Nostalgia and Grace, by Carolyn Lee (page 11)
Two Spiritual Autobiographies
This is one side of the story.
While I was apparently enjoying worldly success and arcane aesthetic satisfactions, I was paying a heavy emotional price. For me there was no relief from the mind, no respite from the self-imposed demand to find out more, to achieve new insights into what I knew, and to write about them convincingly. Scholarship had become my addiction, and the spontaneity of my pleasure in music was becoming dulled by too much knowledge.
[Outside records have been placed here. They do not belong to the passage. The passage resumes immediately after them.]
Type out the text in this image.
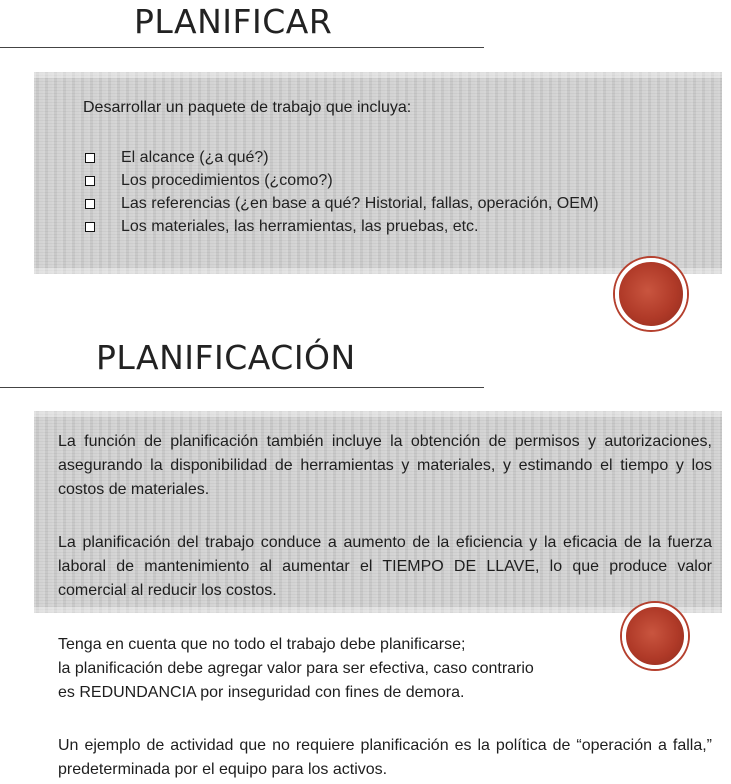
PLANIFICAR
Desarrollar un paquete de trabajo que incluya:
El alcance (¿a qué?)
Los procedimientos (¿como?)
Las referencias (¿en base a qué? Historial, fallas, operación, OEM)
Los materiales, las herramientas, las pruebas, etc.
PLANIFICACIÓN
La función de planificación también incluye la obtención de permisos y autorizaciones, asegurando la disponibilidad de herramientas y materiales, y estimando el tiempo y los costos de materiales.
La planificación del trabajo conduce a aumento de la eficiencia y la eficacia de la fuerza laboral de mantenimiento al aumentar el TIEMPO DE LLAVE, lo que produce valor comercial al reducir los costos.

Tenga en cuenta que no todo el trabajo debe planificarse;

la planificación debe agregar valor para ser efectiva, caso contrario

es REDUNDANCIA por inseguridad con fines de demora.

Un ejemplo de actividad que no requiere planificación es la política de “operación a falla,” predeterminada por el equipo para los activos.
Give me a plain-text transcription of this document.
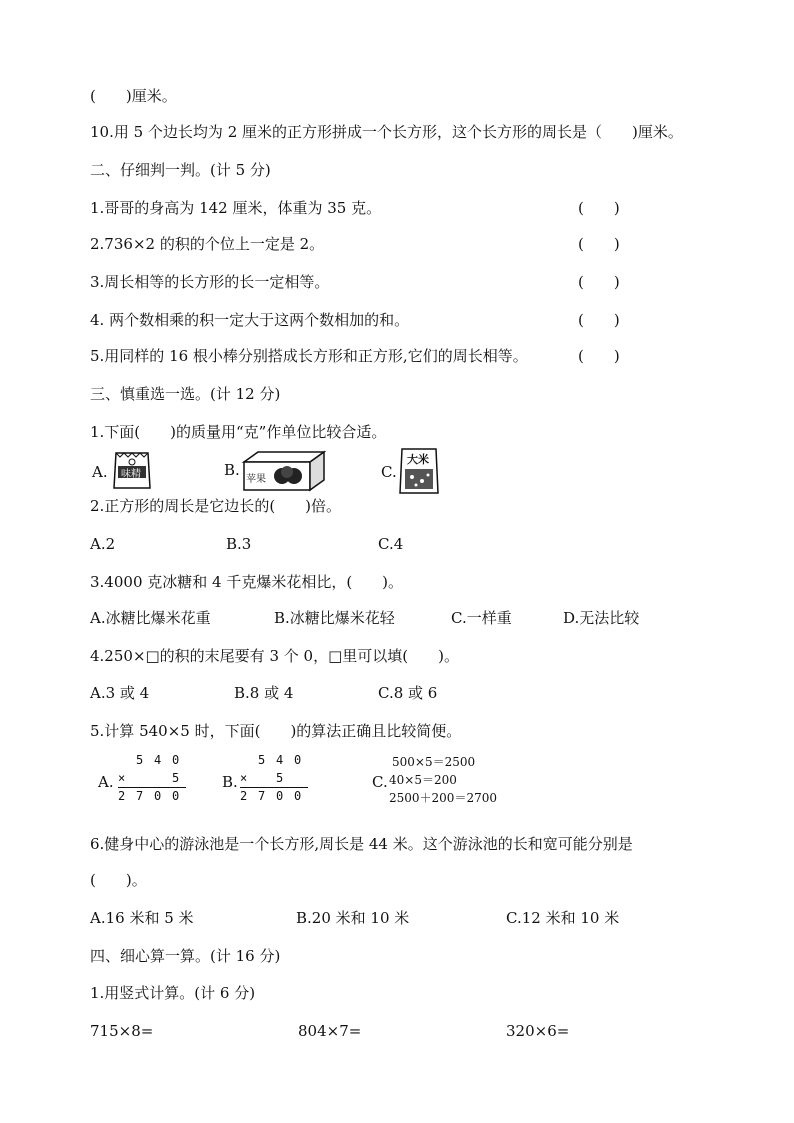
(　　)厘米。
10.用 5 个边长均为 2 厘米的正方形拼成一个长方形，这个长方形的周长是（　　)厘米。
二、仔细判一判。(计 5 分)
1.哥哥的身高为 142 厘米，体重为 35 克。	(　　)
2.736×2 的积的个位上一定是 2。	(　　)
3.周长相等的长方形的长一定相等。	(　　)
4. 两个数相乘的积一定大于这两个数相加的和。	(　　)
5.用同样的 16 根小棒分别搭成长方形和正方形,它们的周长相等。	(　　)
三、慎重选一选。(计 12 分)
1.下面(　　)的质量用“克”作单位比较合适。
A. 味精	B.
苹果	C.
大米
2.正方形的周长是它边长的(　　)倍。
A.2	B.3	C.4
3.4000 克冰糖和 4 千克爆米花相比，(　　)。
A.冰糖比爆米花重	B.冰糖比爆米花轻	C.一样重	D.无法比较
4.250×□的积的末尾要有 3 个 0，□里可以填(　　)。
A.3 或 4	B.8 或 4	C.8 或 6
5.计算 540×5 时，下面(　　)的算法正确且比较简便。
A.
5 4 0
×	5
2 7 0 0
B.
5 4 0
× 5
2 7 0 0
C.
500×5＝2500
40×5＝200
2500＋200＝2700
6.健身中心的游泳池是一个长方形,周长是 44 米。这个游泳池的长和宽可能分别是
(　　)。
A.16 米和 5 米	B.20 米和 10 米	C.12 米和 10 米
四、细心算一算。(计 16 分)
1.用竖式计算。(计 6 分)
715×8=	804×7=	320×6=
Then one day I read the Confessions of St. Augustine. Up till that point I had thought of Augustine only as a Church Father, and a pretty irascible one at that. But from the first pages of the Confessions I met a different man from the one I had imagined. This Augustine was an ecstatic convert, pouring his heart out to God, and telling anyone who cared to read about the course of Grace in his life. The book held me like a novel. I read of his steadfast refusal of his mother’s Christian faith, his sophisticated but dissolute friends, his dalliances in the brothels of Carthage, the woman he dearly loved, their brilliant son who died in his youth, his extraordinary scholastic achievements—and the climactic moment in a garden in Milan when his lifelong struggle with Christianity fell away, and he surrendered with tears to a call in his heart that he had never before been able to accept.
At that point I put the book down. I was shaking. For the first time in my life I consented to feel the intense desire for God that had always moved me also. But up till now I had never fully allowed it. And I saw why. It was too strong, too uncontrollable, too much of a threat to the familiarities and consolations of my way of life.